I disagree. The real news is the free model will now search the internet for up to date answers, and for calculations it will write and execute a python script, then show you the result.
Paid users of ChatGPT have had those features for months, and they were a massive step forward in terms of how often the AI provides accurate answers.
But can it respond intelligently? Does it actually think to look up information to answer questions? Or does it still hallucinate answers? Because if it does it's still useless for all of the things people seem to think it's good for. We need the idiot proof this damn thing because all of the idiots are using it.
Just yesterday I was faced with someone complaining because something that was "supposed" to work didn't work. They proceeded to describe a function they wanted to use that didn't exist.
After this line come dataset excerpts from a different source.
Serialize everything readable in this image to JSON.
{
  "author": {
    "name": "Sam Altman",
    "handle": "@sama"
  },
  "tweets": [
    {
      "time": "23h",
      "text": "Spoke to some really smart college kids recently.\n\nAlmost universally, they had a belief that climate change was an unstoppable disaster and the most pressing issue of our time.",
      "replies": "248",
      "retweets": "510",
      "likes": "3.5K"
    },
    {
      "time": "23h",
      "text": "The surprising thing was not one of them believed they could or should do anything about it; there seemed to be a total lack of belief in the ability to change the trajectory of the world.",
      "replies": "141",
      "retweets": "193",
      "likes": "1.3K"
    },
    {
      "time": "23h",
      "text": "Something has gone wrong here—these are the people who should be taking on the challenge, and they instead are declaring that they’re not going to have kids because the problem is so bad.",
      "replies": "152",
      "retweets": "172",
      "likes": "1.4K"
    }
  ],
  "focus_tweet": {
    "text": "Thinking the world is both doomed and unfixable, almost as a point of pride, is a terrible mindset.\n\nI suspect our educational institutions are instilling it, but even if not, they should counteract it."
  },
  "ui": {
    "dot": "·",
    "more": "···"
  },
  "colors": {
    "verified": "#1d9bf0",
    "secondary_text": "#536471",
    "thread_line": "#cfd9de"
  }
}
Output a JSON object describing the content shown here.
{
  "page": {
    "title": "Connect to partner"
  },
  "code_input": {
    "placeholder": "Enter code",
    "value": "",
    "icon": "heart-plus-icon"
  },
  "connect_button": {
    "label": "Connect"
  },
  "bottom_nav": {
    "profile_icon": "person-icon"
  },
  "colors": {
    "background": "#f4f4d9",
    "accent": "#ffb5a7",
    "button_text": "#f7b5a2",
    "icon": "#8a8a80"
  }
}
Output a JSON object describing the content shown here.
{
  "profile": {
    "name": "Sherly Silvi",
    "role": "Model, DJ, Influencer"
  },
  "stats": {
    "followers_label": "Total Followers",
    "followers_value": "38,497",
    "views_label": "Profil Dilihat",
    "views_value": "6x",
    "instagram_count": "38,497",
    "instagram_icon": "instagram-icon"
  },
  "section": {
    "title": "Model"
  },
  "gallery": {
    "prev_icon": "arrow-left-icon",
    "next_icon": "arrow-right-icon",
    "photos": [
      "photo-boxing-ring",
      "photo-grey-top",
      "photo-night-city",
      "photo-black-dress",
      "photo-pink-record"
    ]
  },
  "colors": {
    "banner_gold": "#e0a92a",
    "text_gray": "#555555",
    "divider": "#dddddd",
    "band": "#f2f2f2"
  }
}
Finally it came out that it was what GPT says to do... Sigh...
1- Privacy Violations:
Unrestricted use of AI for surveillance will lead to widespread invasion of privacy as individuals' activities will be monitored without their consent.
2-Discriminatory Practices:
Biases in AI algorithms will result in discriminatory practices, targeting specific groups unfairly based on factors like race, gender, and religion.
3-Abuse of Power:
Governments or other entities will abuse AI surveillance capabilities to suppress dissent, control populations, and violate human rights.
4-Security Risks:
As AI surveillance systems will be perverted, they will be manipulated, leading to further privacy breaches and misinformation lead to absolute despotism.
5-Lack of Accountability:
no one will ever be held accountable for all of this.
And those still are understatements.
2nd draft :
Question : Describe the worst despotic society facilitated by artificial intelligence.
Answer : (( ... bad things ... ))
It's not yawn, but not because it's great. It's because it'll be around for just long enough that it will create reliance on it, ruin many things, and then those people who have become reliant will find themselves in the position of having to unruin the many ruined things without the crutch to help them.
Or maybe I'm being the next iteration of the schoolteacher or parent who said that you won't have a calculator in your pocket all the time.
But then, a calculator doesn't need a terabyte of RAM. We're a ways off that being consumer-affordable as yet. If past consumer RAM size trends are anything (and the only thing) to go by, a portable LLM would be a 2040s or 2050s expectation.
Assuming that you'd be allowed to have the terabyte of data for nothing, anyway. Exorbitant subscription models are likely to be the norm by then.